3 Common Causes of Obesity
Where you fall on the body mass index determines if you are obese or overweight. Though many people think that obesity only occurs in those who overeat, it can also occur because of genetics. If both your parents are obese and/or you have a family history of obesity, you’re more likely to become obese later in life too. Looking at some of the basic causes can help you find the best way to lose weight and when to turn to a weight loss surgical center for help.
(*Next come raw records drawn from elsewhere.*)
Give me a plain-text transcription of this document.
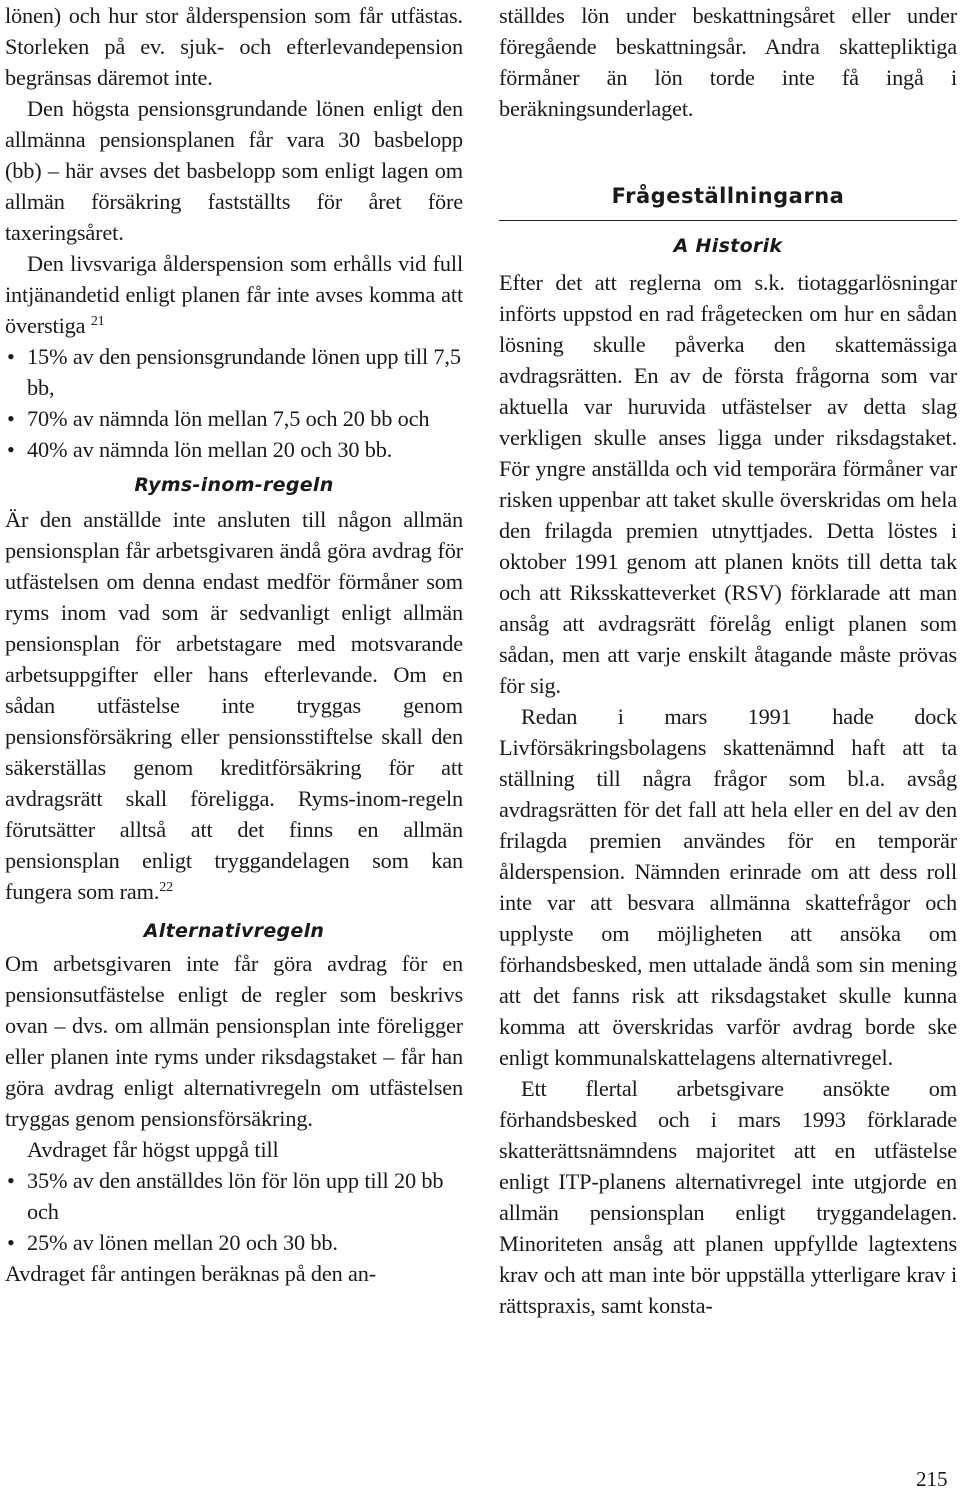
lönen) och hur stor ålderspension som får utfästas. Storleken på ev. sjuk- och efterlevandepension begränsas däremot inte.

Den högsta pensionsgrundande lönen enligt den allmänna pensionsplanen får vara 30 basbelopp (bb) – här avses det basbelopp som enligt lagen om allmän försäkring fastställts för året före taxeringsåret.

Den livsvariga ålderspension som erhålls vid full intjänandetid enligt planen får inte avses komma att överstiga $^{21}$

• 15% av den pensionsgrundande lönen upp till 7,5 bb,
• 70% av nämnda lön mellan 7,5 och 20 bb och
• 40% av nämnda lön mellan 20 och 30 bb.
Ryms-inom-regeln

Är den anställde inte ansluten till någon allmän pensionsplan får arbetsgivaren ändå göra avdrag för utfästelsen om denna endast medför förmåner som ryms inom vad som är sedvanligt enligt allmän pensionsplan för arbetstagare med motsvarande arbetsuppgifter eller hans efterlevande. Om en sådan utfästelse inte tryggas genom pensionsförsäkring eller pensionsstiftelse skall den säkerställas genom kreditförsäkring för att avdragsrätt skall föreligga. Ryms-inom-regeln förutsätter alltså att det finns en allmän pensionsplan enligt tryggandelagen som kan fungera som ram.$^{22}$

Alternativregeln

Om arbetsgivaren inte får göra avdrag för en pensionsutfästelse enligt de regler som beskrivs ovan – dvs. om allmän pensionsplan inte föreligger eller planen inte ryms under riksdagstaket – får han göra avdrag enligt alternativregeln om utfästelsen tryggas genom pensionsförsäkring.

Avdraget får högst uppgå till

• 35% av den anställdes lön för lön upp till 20 bb och
• 25% av lönen mellan 20 och 30 bb.

Avdraget får antingen beräknas på den an-

ställdes lön under beskattningsåret eller under föregående beskattningsår. Andra skattepliktiga förmåner än lön torde inte få ingå i beräkningsunderlaget.

Frågeställningarna
A Historik

Efter det att reglerna om s.k. tiotaggarlösningar införts uppstod en rad frågetecken om hur en sådan lösning skulle påverka den skattemässiga avdragsrätten. En av de första frågorna som var aktuella var huruvida utfästelser av detta slag verkligen skulle anses ligga under riksdagstaket. För yngre anställda och vid temporära förmåner var risken uppenbar att taket skulle överskridas om hela den frilagda premien utnyttjades. Detta löstes i oktober 1991 genom att planen knöts till detta tak och att Riksskatteverket (RSV) förklarade att man ansåg att avdragsrätt förelåg enligt planen som sådan, men att varje enskilt åtagande måste prövas för sig.

Redan i mars 1991 hade dock Livförsäkringsbolagens skattenämnd haft att ta ställning till några frågor som bl.a. avsåg avdragsrätten för det fall att hela eller en del av den frilagda premien användes för en temporär ålderspension. Nämnden erinrade om att dess roll inte var att besvara allmänna skattefrågor och upplyste om möjligheten att ansöka om förhandsbesked, men uttalade ändå som sin mening att det fanns risk att riksdagstaket skulle kunna komma att överskridas varför avdrag borde ske enligt kommunalskattelagens alternativregel.

Ett flertal arbetsgivare ansökte om förhandsbesked och i mars 1993 förklarade skatterättsnämndens majoritet att en utfästelse enligt ITP-planens alternativregel inte utgjorde en allmän pensionsplan enligt tryggandelagen. Minoriteten ansåg att planen uppfyllde lagtextens krav och att man inte bör uppställa ytterligare krav i rättspraxis, samt konsta-

215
Genetics and Early Lifestyle
One of the leading causes of obesity is genetics, but you may reach an unhealthy weight because of the early lifestyle you lead. If you grew up in a home with parents who were sedentary and overate, you’re more likely to indulge in that same lifestyle as an adult. Genetics can also play a key factor in how easily you gain weight. After working out and eating healthy, you might lose a few pounds, but when your activity level drops and you stop watching what you eat, that weight will pile back on.
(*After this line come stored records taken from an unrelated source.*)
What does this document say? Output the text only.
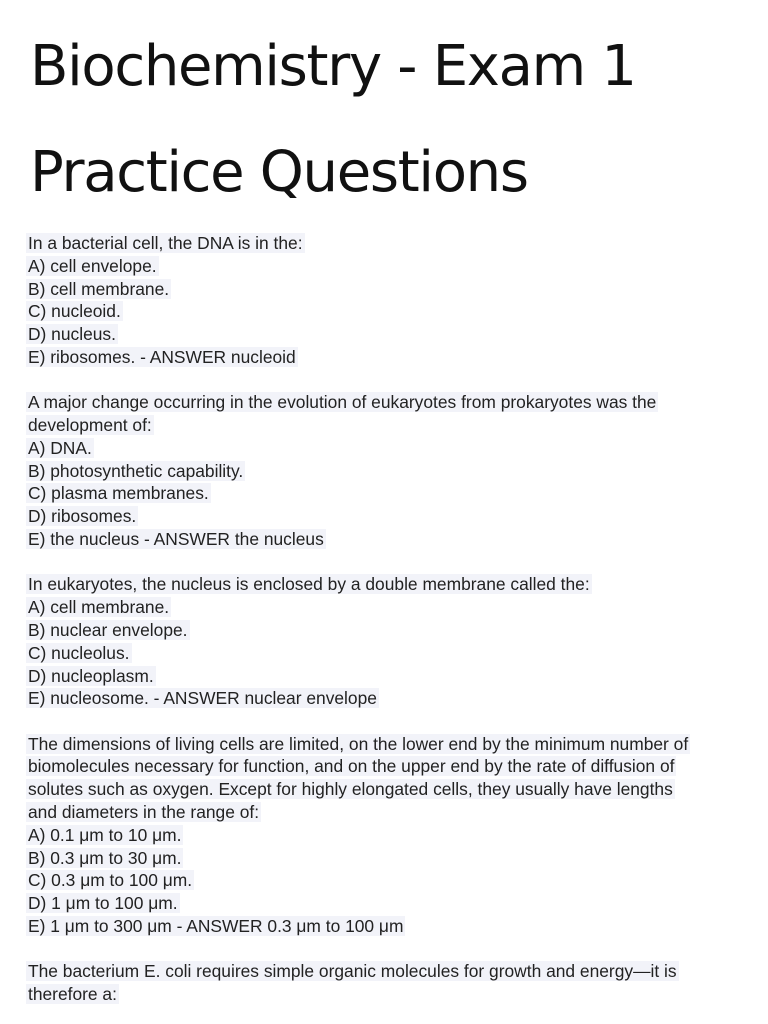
Biochemistry - Exam 1
Practice Questions
In a bacterial cell, the DNA is in the:
A) cell envelope.
B) cell membrane.
C) nucleoid.
D) nucleus.
E) ribosomes. - ANSWER nucleoid
A major change occurring in the evolution of eukaryotes from prokaryotes was the
development of:
A) DNA.
B) photosynthetic capability.
C) plasma membranes.
D) ribosomes.
E) the nucleus - ANSWER the nucleus
In eukaryotes, the nucleus is enclosed by a double membrane called the:
A) cell membrane.
B) nuclear envelope.
C) nucleolus.
D) nucleoplasm.
E) nucleosome. - ANSWER nuclear envelope
The dimensions of living cells are limited, on the lower end by the minimum number of
biomolecules necessary for function, and on the upper end by the rate of diffusion of
solutes such as oxygen. Except for highly elongated cells, they usually have lengths
and diameters in the range of:
A) 0.1 μm to 10 μm.
B) 0.3 μm to 30 μm.
C) 0.3 μm to 100 μm.
D) 1 μm to 100 μm.
E) 1 μm to 300 μm - ANSWER 0.3 μm to 100 μm
The bacterium E. coli requires simple organic molecules for growth and energy—it is
therefore a:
Another cause of obesity is an unhealthy diet. Your body turns the food that you eat into energy and fuel. The human body responds best to proteins like lean meats, fresh fruits and vegetables, and healthy fats. Eating foods high in unhealthy fats, sugars, and empty calories will lead to weight gain.
Environment and Activity Levels
Both your environment and activity levels can impact your weight. Experts use the term food deserts to describe places that have a lack of healthy foods like fruits and vegetables. These areas occur in both rural and urban communities. If you only have access to packaged foods, you’ll likely gain weight. Your weight also depends on how active you are. As your body converts food into energy, you need to expend enough energy to burn those calories. Spending time inside on the couch will lead to weight gain.
Being obese can increase your risks of developing diabetes, heart disease, certain types of cancer, and high cholesterol among other medical conditions. Common causes of obesity may include your environment, activity levels, diet, early lifestyle, and family history.